Opening Ceremony Parade (Foto: Ingrid Kohl)
Poster Owl Monitoring (Foto: Ingrid Kohl)
Poster Ural Owl (Foto: Ingrid Kohl)

The most extraordinary attraction right next to the city center of Vancouver is Stanley Park – with over 400 hectares Canada's largest city park and North America's third largest city park. Sights in Stanley Park include the Vancouver Aquarium, Beaver Lake and the Lost Lagoon, a former marine lagoon that was cut off from the sea in 1916 by road construction. The largest part of the park consists of a forest with about half a million trees.

Stanley Park (Foto: Ingrid Kohl)
Stanley Park Lost Lagoon (Foto: Ingrid Kohl)
Stanley Park Beaver Lake (Foto: Ingrid Kohl)

The forest, which covers large parts of the park, is not the result of landscape architecture, but has grown naturally. Most parts are secondary forest and consist of tall Douglas firs, Western redcedars, Western hemlocks and Sitka spruces. At some places also pristine primary forest can be found. Therefore, a daily hike from the conference in the city with skyscrapers to a partially pristine, wild primary forest was possible - a great pleasure for someone coming from a Wilderness Area to experience primary forest even so close to a big city.

Stanley Park Primärwald (Foto: Ingrid Kohl)
Stanley Park Primärwald (Foto: Ingrid Kohl)
Stanley Park Primärwald (Foto: Ingrid Kohl)

During the conference week, participants had the possibility to attend early morning bird walks to Stanley Park and even a night in sleeping bags in the forest of Stanley Park to listen for owls, observe bats, racoons, beavers during their late night and early morning activities with the silhouette of the big city in the background, and birds such as Canada Geese, Belted Kingfishers, Anna’s Hummingbirds, Pied-billed Grebes, Northern Flickers and more - even Orcas and Harbour Seals!

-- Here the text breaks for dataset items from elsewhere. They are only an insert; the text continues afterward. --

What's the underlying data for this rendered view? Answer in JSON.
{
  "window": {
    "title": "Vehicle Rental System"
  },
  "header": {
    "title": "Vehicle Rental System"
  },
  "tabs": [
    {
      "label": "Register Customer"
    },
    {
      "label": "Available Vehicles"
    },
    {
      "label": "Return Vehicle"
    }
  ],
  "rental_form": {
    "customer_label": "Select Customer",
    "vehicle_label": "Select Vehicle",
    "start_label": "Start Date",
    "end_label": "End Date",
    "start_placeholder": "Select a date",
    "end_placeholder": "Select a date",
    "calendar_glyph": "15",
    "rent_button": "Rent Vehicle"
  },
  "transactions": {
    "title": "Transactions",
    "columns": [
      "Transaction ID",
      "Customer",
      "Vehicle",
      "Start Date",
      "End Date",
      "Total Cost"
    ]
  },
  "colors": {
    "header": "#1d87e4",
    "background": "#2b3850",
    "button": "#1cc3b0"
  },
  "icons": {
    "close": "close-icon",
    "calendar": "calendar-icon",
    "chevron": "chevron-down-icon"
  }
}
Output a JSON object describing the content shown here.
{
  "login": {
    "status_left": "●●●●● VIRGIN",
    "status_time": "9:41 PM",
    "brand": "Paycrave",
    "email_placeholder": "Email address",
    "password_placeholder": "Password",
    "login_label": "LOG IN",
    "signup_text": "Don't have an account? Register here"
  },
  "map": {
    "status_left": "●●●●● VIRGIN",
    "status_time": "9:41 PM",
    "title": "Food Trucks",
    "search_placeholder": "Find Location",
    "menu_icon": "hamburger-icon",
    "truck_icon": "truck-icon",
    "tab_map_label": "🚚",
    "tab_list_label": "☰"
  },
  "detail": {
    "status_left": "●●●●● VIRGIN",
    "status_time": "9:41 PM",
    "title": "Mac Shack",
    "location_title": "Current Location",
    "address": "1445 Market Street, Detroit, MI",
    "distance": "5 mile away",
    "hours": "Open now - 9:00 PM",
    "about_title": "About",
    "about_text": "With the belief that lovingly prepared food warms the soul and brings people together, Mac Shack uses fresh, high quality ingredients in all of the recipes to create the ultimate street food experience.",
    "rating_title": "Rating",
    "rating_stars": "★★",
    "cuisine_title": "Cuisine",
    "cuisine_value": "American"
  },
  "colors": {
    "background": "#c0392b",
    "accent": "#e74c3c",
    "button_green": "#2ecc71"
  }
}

The conference week was overshadowed - in the truest sense of the word – by about 1,800 fires in British Columbia due to the drought with the peak of the fires one week before the conference - noticeable by smoke hanging over the city. The smoke spread over British Columbia, Washington and Oregon. On the day after the conference, the smoke cleared and suddenly the city, the sea, the mountains, Stanley Park and the famous beauty of the city of Vancouver was visible.

The tribe of the Squamish inhabited the forest of Stanley Park until the late 19th century. In 1792 Captain George Vancouver met the Squamish people as the second European during his exploratory tour. At that time the area was still an island. Meanwhile a peninsula, the area was a military area in the second half of the 19th century (from the Crimean War on a defensive alliance between the Squamish and the British against potential attacks of Russians and Americans, later military restricted area), which protected the forest against large-scale clear cuttings by the forestry companies operating there. After the foundation of the city of Vancouver in 1886, the first act of the city council was a petition to the government with the request to lease the restricted area and convert it into a park. In the 1880s, the Squamish houses were demolished by the city government due to an alleged smallpox epidemic and the Squamish were expelled. On the land of the former Squamish settlement, the subsequent opening ceremony of the park took place. In 1888, the official opening of the park took place, which was named after Lord Stanley, the then governor general. In 1988, the park was declared a National Historic Site of Canada.

In summary, the exchange during the conference week with researchers from all over the world with new project ideas and newly evolving collaborations was gratifying and successful, and the invaluable experience of the primary forest right next to the big city has broadened our horizon!